Uit Wikipedia, de vrije encyclopedie

Friso is een jongensnaam, een latinisering van Fries. Mogelijk is de naam verbonden aan een vroegmoderne historiografie die beweerde dat Friesland genoemd zou zijn naar een legendarisch stichter van dezelfde naam.[1]

De naam won in Nederland sterk in populariteit toen in 1968 de pasgeboren prins Friso deze naam meekreeg.

De mythe[bewerken | brontekst bewerken]

De mythische Friso was de zoon van de Indiase koning Adel, een afstammeling van Sem, de zoon van Noach. Wegens overbevolking leidden Friso en zijn broers Saxo en Bruno een deel van het volk met schepen naar het Macedonië van Philippus, de vader van Alexander de Grote. Friso deelde in de overwinningen van laatstgenoemde, maar reisde toen met broers en volk verder via de Straat van Gibraltar naar het tegenwoordige Nederland. Ze bouwden een tempel voor hun god Stavo en Stavoren werd Friso's residentie. Hij werd rond 320 v. Chr. gekroond en was Frieslands eerste koning. Hij regeerde 68 jaar. Zijn broer Saxo trok oostwaarts en werd de stamvader van de Saksen, terwijl Bruno stichter werd van Brunswijk. Friso's kleinzoon Gruno werd de stichter van Groningen.

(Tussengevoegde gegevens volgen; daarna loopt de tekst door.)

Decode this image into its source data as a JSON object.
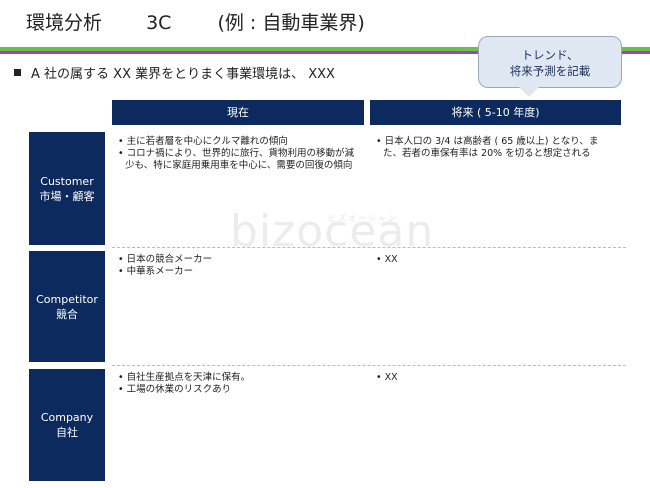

Deze Renaissancistische oorsprongsmythe werd in 1590 door Suffridus Petrus (1527-1597) gepubliceerd. Na hem nam Pier Winsemius (1586-1644) het verhaal over in zijn Chronique ofte historische geschiedenis van Vrieslant. Volgens de Renaissancistische oorsprongsmythe van Suffridus Petrus (1527-1597) stamden de Friezen van koning Friso, de zoon van de Indiase koning Adel, een afstammeling van Noach. Deze, op basis van verzonnen kronieken en apocriefe verhalen samengestelde, mythe werd echter reeds in de 17de eeuw door de Friese historicus Ubbo Emmius verworpen en afgedaan als een compleet verzinsel en binnen de moderne geschiedschrijving wordt het verhaal van Suffridus Petrus eveneens als onzinnig beschouwd.[2][3]